Processing Services
This section of the user manual aims to describe the processing services available in mCube . Each of the services are described one by one with the provision of all essential information for their correct usage and related examples. This introduction aims to provide all the necessary information required to better understand product specifications and tutorials of the multiple services.

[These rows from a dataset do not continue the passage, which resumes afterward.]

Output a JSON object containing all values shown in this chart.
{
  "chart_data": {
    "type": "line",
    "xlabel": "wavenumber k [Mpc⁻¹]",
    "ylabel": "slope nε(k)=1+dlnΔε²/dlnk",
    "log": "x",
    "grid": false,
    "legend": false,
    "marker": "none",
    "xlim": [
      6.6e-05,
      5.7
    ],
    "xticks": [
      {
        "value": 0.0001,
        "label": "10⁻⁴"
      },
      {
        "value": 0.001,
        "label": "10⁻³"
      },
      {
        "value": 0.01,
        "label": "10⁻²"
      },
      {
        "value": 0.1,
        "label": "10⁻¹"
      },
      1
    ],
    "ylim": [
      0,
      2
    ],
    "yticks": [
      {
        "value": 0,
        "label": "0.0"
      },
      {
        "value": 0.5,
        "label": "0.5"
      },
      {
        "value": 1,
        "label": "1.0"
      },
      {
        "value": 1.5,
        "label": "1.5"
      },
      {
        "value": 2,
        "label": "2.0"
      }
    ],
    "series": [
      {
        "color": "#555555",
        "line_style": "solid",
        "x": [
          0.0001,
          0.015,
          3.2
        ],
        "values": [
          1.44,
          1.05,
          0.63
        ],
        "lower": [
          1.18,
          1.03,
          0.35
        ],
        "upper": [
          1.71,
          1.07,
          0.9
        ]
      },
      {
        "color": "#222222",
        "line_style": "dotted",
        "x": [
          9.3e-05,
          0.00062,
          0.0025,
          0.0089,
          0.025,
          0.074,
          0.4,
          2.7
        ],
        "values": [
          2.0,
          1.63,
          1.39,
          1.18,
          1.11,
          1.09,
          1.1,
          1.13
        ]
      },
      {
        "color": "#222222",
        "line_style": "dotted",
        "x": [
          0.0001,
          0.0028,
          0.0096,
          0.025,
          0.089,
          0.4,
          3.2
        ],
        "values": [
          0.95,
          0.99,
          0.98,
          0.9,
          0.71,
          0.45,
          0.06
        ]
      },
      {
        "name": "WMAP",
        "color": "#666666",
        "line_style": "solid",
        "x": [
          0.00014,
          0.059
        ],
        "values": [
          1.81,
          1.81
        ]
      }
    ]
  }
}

List of processing services
Multiple EO data pre-processing services are currently available in mCube .

All the services are mapped in the below table 1 with service number, service name and short name. Table 1 also includes production mode, EO data type supported (Optical and/or SAR), if Multi-mission and/or multitemporal, and service owner.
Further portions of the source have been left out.